De acordo com a Samarco, ele foi classificado no grupo de pessoas que apenas tinha terreno ou imóvel, ou seja, não moravam em Bento Rodrigues. Estes proprietários receberam o valor de R$ 10 mil cada como uma indenização antecipada. Marquinhos se recusou a ser enquadrado neste grupo por não concordar com o entendimento da empresa, uma vez que mantinha uma vida regular no distrito.
Para além disso, o terreno herdado dos pais foi desapropriado pelo governador de Minas Gerais, Fernando Pimentel (PT), que, em setembro deste ano, assinou uma requisição administrativa de terrenos no distrito de Bento Rodrigues para que a mineradora construa o dique S4.

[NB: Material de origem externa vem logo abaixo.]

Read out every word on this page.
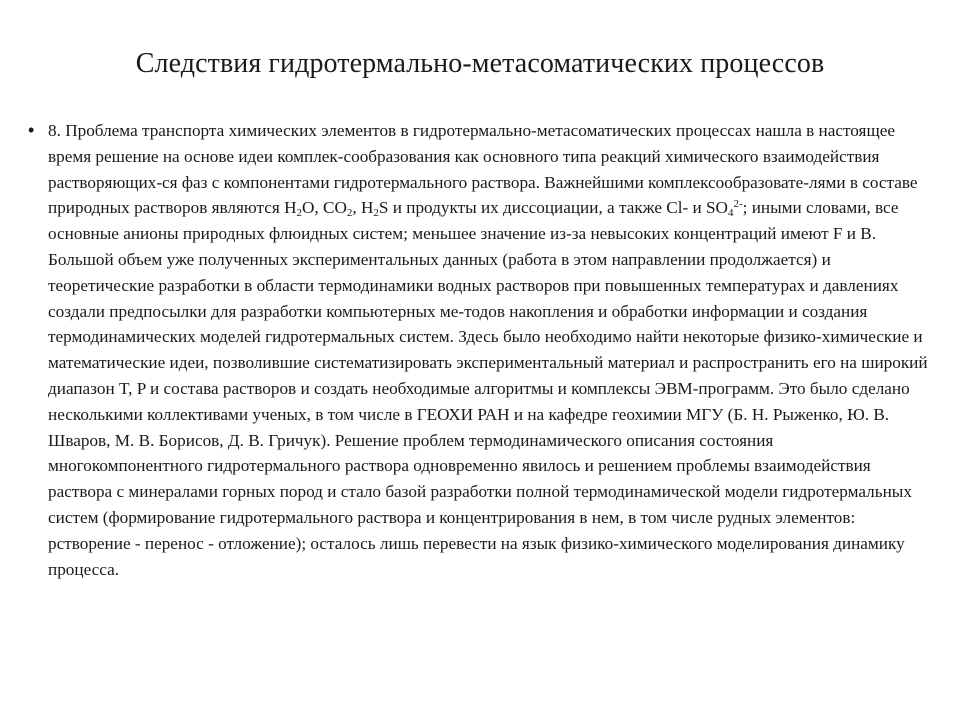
Следствия гидротермально-метасоматических процессов
• 8. Проблема транспорта химических элементов в гидротермально-метасоматических процессах нашла в настоящее время решение на основе идеи комплек-сообразования как основного типа реакций химического взаимодействия растворяющих-ся фаз с компонентами гидротермального раствора. Важнейшими комплексообразовате-лями в составе природных растворов являются $H_2O$, $CO_2$, $H_2S$ и продукты их диссоциации, а также Cl- и $SO_4^{2-}$; иными словами, все основные анионы природных флюидных систем; меньшее значение из-за невысоких концентраций имеют F и B. Большой объем уже полученных экспериментальных данных (работа в этом направлении продолжается) и теоретические разработки в области термодинамики водных растворов при повышенных температурах и давлениях создали предпосылки для разработки компьютерных ме-тодов накопления и обработки информации и создания термодинамических моделей гидротермальных систем. Здесь было необходимо найти некоторые физико-химические и математические идеи, позволившие систематизировать экспериментальный материал и распространить его на широкий диапазон T, P и состава растворов и создать необходимые алгоритмы и комплексы ЭВМ-программ. Это было сделано несколькими коллективами ученых, в том числе в ГЕОХИ РАН и на кафедре геохимии МГУ (Б. Н. Рыженко, Ю. В. Шваров, М. В. Борисов, Д. В. Гричук). Решение проблем термодинамического описания состояния многокомпонентного гидротермального раствора одновременно явилось и решением проблемы взаимодействия раствора с минералами горных пород и стало базой разработки полной термодинамической модели гидротермальных систем (формирование гидротермального раствора и концентрирования в нем, в том числе рудных элементов: рстворение - перенос - отложение); осталось лишь перевести на язык физико-химического моделирования динамику процесса.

À reportagem, a Samarco informou que a construção do dique S4 foi autorizada por decreto do governo de Minas Gerais, que, "na prática, estabelece a requisição administrativa dos terrenos, que afeta a posse, mas não a propriedade. Caberá à Samarco repassar ao Estado as verbas para a indenização pelo uso da área, de acordo com os procedimentos a serem definidos pelo governo".
Na ocasião, o Movimento do Atingidos por Barragens (MAB) se posicionou dizendo que a ação do governo estadual apenas "simboliza um Estado refém dos interesses privados das mineradoras transnacionais".